Passive Investing Might Not Be Great for Growth
Competitors in name only?
Photographer: Robert Alexander/Getty ImagesWhen United Airlines called security to drag passenger David Dao off of his flight back in April, some observers cheered the airline’s falling stock price, expressing the hope that this would punish the company’s executives and owners and spur them to implement a more passenger-friendly attitude. United’s stock quickly recovered. But even had it fallen a lot and not bounced back, there’s no guarantee it would have been a big deal for the company’s largest shareholders.

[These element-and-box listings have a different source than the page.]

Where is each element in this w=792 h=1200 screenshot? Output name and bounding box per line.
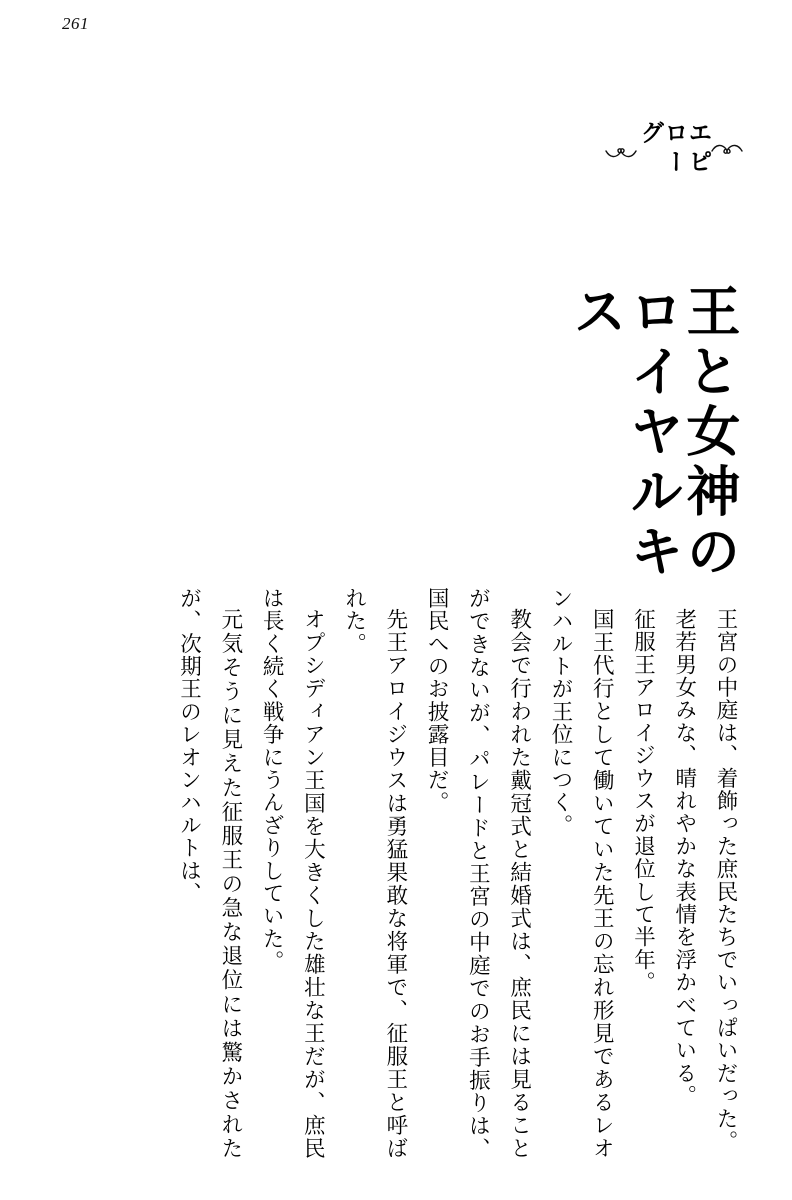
page-number: 261 bbox=[62, 14, 89, 33]
paragraph: 王宮の中庭は、着飾った庶民たちでいっぱいだった。 bbox=[713, 608, 738, 1153]
paragraph: オプシディアン王国を大きくした雄壮な王だが、庶民は長く続く戦争にうんざりしていた。 bbox=[259, 586, 326, 1160]
chapter-title: 王と女神のロイヤルキス bbox=[564, 282, 742, 583]
paragraph: 元気そうに見えた征服王の急な退位には驚かされたが、次期王のレオンハルトは、 bbox=[176, 586, 243, 1160]
paragraph: 征服王アロイジウスが退位して半年。 bbox=[630, 608, 656, 994]
paragraph: 国王代行として働いていた先王の忘れ形見であるレオンハルトが王位につく。 bbox=[547, 586, 615, 1160]
flourish-ornament-icon-bottom bbox=[604, 141, 638, 161]
paragraph: 先王アロイジウスは勇猛果敢な将軍で、征服王と呼ばれた。 bbox=[341, 586, 408, 1160]
paragraph: 老若男女みな、晴れやかな表情を浮かべている。 bbox=[671, 608, 697, 1108]
chapter-label-group bbox=[604, 70, 744, 187]
flourish-ornament-icon bbox=[710, 141, 744, 161]
chapter-label: エピローグ bbox=[636, 120, 713, 178]
page-content bbox=[36, 70, 746, 1160]
paragraph: 教会で行われた戴冠式と結婚式は、庶民には見ることができないが、パレードと王宮の中庭でのお手振りは、国民へのお披露目だ。 bbox=[424, 586, 532, 1160]
body-text bbox=[168, 587, 746, 1160]
chapter-heading bbox=[562, 70, 746, 587]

The reason? Those big shareholders are also likely to own pieces of United’s competitors. For example, Berkshire Hathaway Inc. -- Warren Buffett’s firm -- is the largest shareholder in United Continental Holdings. But Buffett has also taken large stakes in three of United’s major U.S. competitors -- Southwest Air Co., American Airlines Group Inc., and Delta Air Lines Inc. So if people had abandoned United in disgust and fled to one or more of those rival airlines, their profits would have gone up as United's went down -- and Berkshire’s bottom line would have felt little or no pain at all. United’s other biggest shareholders -- institutions such as Vanguard Group -- are probably also highly diversified. So very few of United’s owners are likely to care when the airline makes a big mistake and sends business to its competitors. And it’s not just airlines -- look at the main shareholders of Bank of America Corp. and JPMorgan Chase & Co., for example, and you’ll see many of the same names as the biggest shareholders.